Le réchauffement climatique n’épargne pas les vignobles français. Les températures plus chaudes, l’air plus sec ainsi que les épisodes de canicules perturbent déjà le fonctionnement des vignes et affectent la composition des raisins. Dans trente ans, les vins risquent d’être encore plus concentrés, plus riches en alcool et moins acides qu’aujourd’hui. Depuis 2012, à travers le projet Laccave, l’INRAE étudie les impacts à long terme du changement climatique sur le vignoble. Nathalie Ollat, ingénieure de recherche à l’INRAE, nous explique comment aider les acteurs de la filière viti-vinicole à se préparer au climat de demain et nous donne des pistes opérationnelles d’adaptation.
Techniques de l’Ingénieur : Quels sont les effets déjà observés du changement climatique sur les vignes ?

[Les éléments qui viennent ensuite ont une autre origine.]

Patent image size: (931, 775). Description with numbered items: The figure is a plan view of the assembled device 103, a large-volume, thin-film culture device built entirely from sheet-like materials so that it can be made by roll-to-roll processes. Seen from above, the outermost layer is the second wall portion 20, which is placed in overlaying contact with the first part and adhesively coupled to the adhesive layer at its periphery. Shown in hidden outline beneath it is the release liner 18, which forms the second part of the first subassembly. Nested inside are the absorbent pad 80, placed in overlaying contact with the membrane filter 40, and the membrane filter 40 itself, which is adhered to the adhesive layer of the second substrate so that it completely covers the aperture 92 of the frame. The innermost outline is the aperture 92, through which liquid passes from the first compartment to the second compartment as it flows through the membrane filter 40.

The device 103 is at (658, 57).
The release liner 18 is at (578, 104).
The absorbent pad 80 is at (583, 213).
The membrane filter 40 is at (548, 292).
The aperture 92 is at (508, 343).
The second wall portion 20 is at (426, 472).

Nathalie Ollat, ingénieure de recherche à l’INRAE : Depuis 1989, nous observons une plus grande précocité de tous les stades de développement de la vigne, avec pour conséquence principale des dates de vendanges avancées dans toutes les régions. En Alsace, le phénomène est le plus visible, avec une récolte autour du 21 septembre contre le 15 octobre trente ans plus tôt. Il devient parfois nécessaire de vendanger la nuit lorsque les températures sont trop élevées en journée car cela peut entraîner des problèmes de vinification. Avec une augmentation de la température de l’air de 1,4 °C depuis 1900, la composition des vins a déjà beaucoup évolué. Et depuis 30 ans, nous observons des modifications du rapport sucres/acides qui joue un rôle important pour la structure, l’équilibre et la conservation des vins. A Bordeaux par exemple, la teneur en alcool a déjà augmenté de 0,9 ° par décennie et l’acidité a baissé de 1 g/l.
Quelles sont les conséquences attendues dans le futur ?
Les effets déjà observés vont se poursuivre. En retenant l’hypothèse d’une augmentation des températures entre 3,4 et 5,3 °C en moyenne d’ici 2100, on peut s’attendre à des vendanges plus précoces de 20 à 30 jours. Le raisin va subir une double peine. Non seulement il va mûrir plus vite, mais aussi en pleine période estivale, quand les températures sont les plus élevées. Concernant les rendements, il est plus difficile de se prononcer, mais on peut envisager une baisse dans le sud à cause du stress hydrique et une progression dans le nord. La composition finale des raisins et des vins est difficile à évaluer et dépendra des cépages, des régions et des paramètres du climat. D’ici 2050 et hormis en zones montagneuses, la probabilité est élevée de voir tout le territoire hexagonal en mesure de produire du vin. Dans les régions méridionales, la culture de la vigne pourrait devenir plus difficile à la fin du siècle.
Comment faire face à ces nouvelles conditions de culture ?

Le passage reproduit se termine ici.